Women will not be silenced, dispossessed, or marginalised. ‘One Day the Poets Will Return to Earth’ echoes W.H. Auden’s elegy ‘ In Memory of W.B.Yeats’ where in Section II, we find this

           For poetry makes nothing happen: it survives
           In the valley of its saying where executives
           Would never want to tamper;
                                (W.H.Auden, Selected Poems, ed. Edward Mendelson, (Faber & Faber, 1979)

It starts, in a run-on from the title,

            and sit on a park bench 
                 with sealed eyes

            to let the unstable sun
            burn off their fever


and that appears to be their experience of reincarnation; things happen in this poem, but not apparently by the poets’ agency. ‘Sonnet Written with a Pink Pen’ starts by referencing Puccini’s La Boheme, with the aria ‘Che gelida manina’ altered slightly to

       My tiny hand is frozen, having cleaned
       mould out of the fridge. 

The note to this poem shows that there is still some work to do in eliminating stereotypes. The poem gives a flavour of this writers achievements, and concludes

       Now that I’ve got this pen, though, I can prove
       my feminine vocation: violets, kittens,
       cupcakes and curls. Imagine my relief. 

I’m not sure any chap would be brave enough to say anything. If You Want Thunder, however, has been brave enough to say all manner of things worth hearing, and both poet and publisher are to be commended for writing and publishing this book; it is anything but ‘same old, same old’. If a poetry of political or social commentary is to be worth reading or hearing, it cannot repeat the tropes of the past, and has to be more than standup comedy with clanky end rhymes. No postcards please.

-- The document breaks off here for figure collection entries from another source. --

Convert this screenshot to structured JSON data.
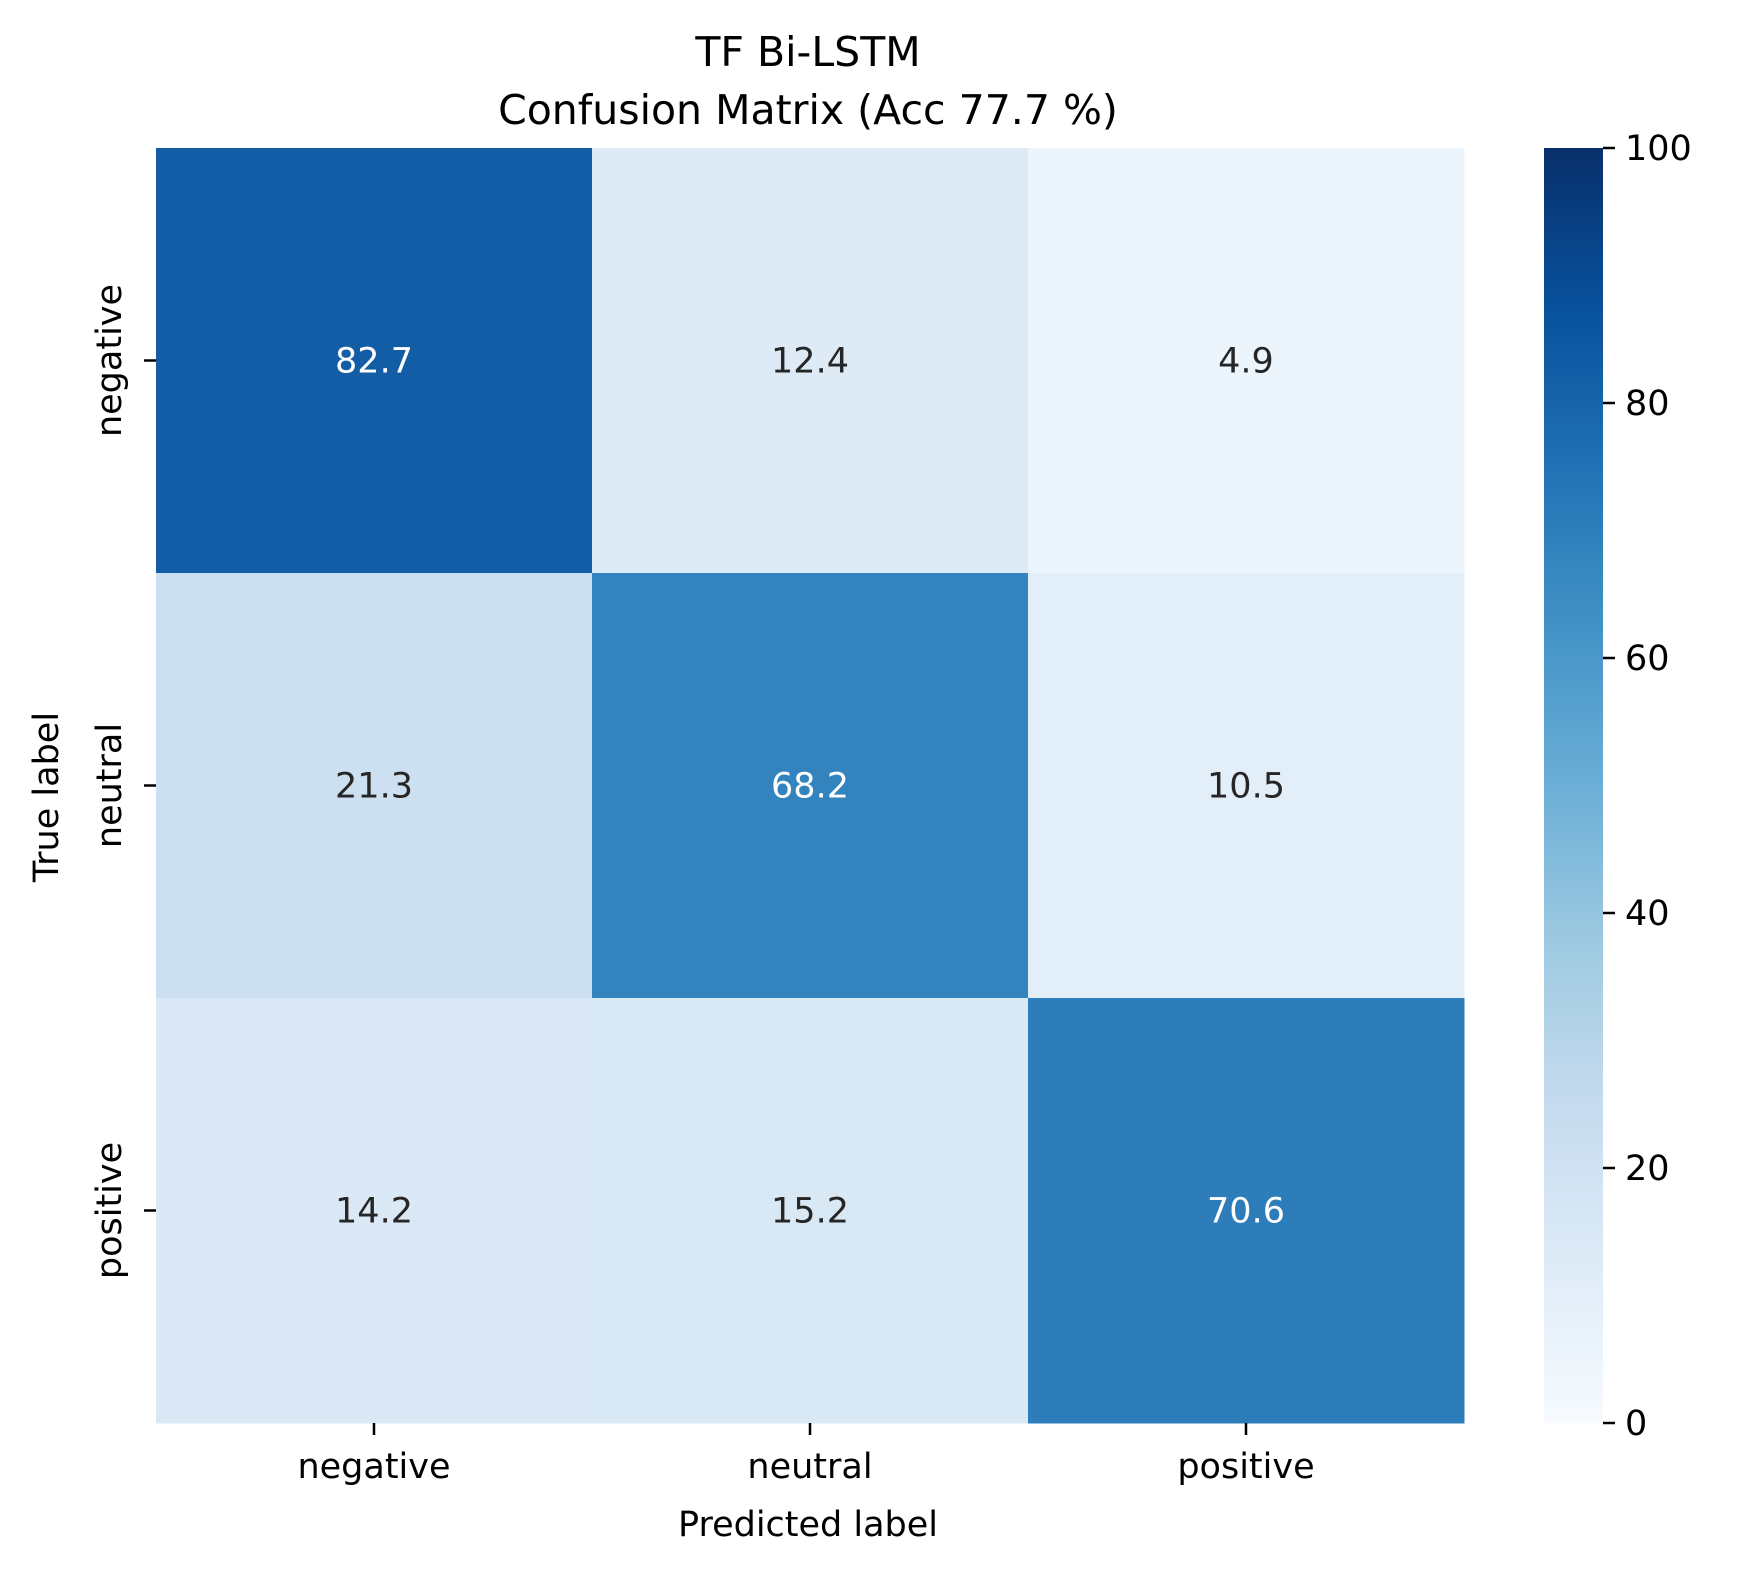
{
  "chart_data": {
    "type": "heatmap",
    "title": "TF Bi-LSTM",
    "subtitle": "Confusion Matrix (Acc 77.7 %)",
    "xlabel": "Predicted label",
    "ylabel": "True label",
    "x_categories": [
      "negative",
      "neutral",
      "positive"
    ],
    "y_categories": [
      "negative",
      "neutral",
      "positive"
    ],
    "values": [
      [
        82.7,
        12.4,
        4.9
      ],
      [
        21.3,
        68.2,
        10.5
      ],
      [
        14.2,
        15.2,
        70.6
      ]
    ],
    "value_labels": [
      [
        "82.7",
        "12.4",
        "4.9"
      ],
      [
        "21.3",
        "68.2",
        "10.5"
      ],
      [
        "14.2",
        "15.2",
        "70.6"
      ]
    ],
    "colorbar": {
      "range": [
        0,
        100
      ],
      "ticks": [
        0,
        20,
        40,
        60,
        80,
        100
      ],
      "tick_labels": [
        "0",
        "20",
        "40",
        "60",
        "80",
        "100"
      ],
      "colormap": "Blues"
    },
    "colors": {
      "low": "#f7fbff",
      "high": "#08306b",
      "text_dark": "#262626",
      "text_light": "#ffffff"
    }
  }
}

One or two final observations, although Ruth Valentine is very much a London poet, this book has a strong flavour of the Sussex coast, and not from the occasional day trip to Hastings or thereabouts.

The book is well produced, with no typos in the text noticed, although in the review copy, Section IV was labelled VI. The cover photograph, of a sculpture by Vincenzo Vela, ‘Desolation’ shows the sculpture with a bouquet of flowers in the figure’s lap, making this image an appropriate choice. Now that things might back to ‘normal’ (have I spoken too soon?) there might be a bookshop near you which will stock or order this book.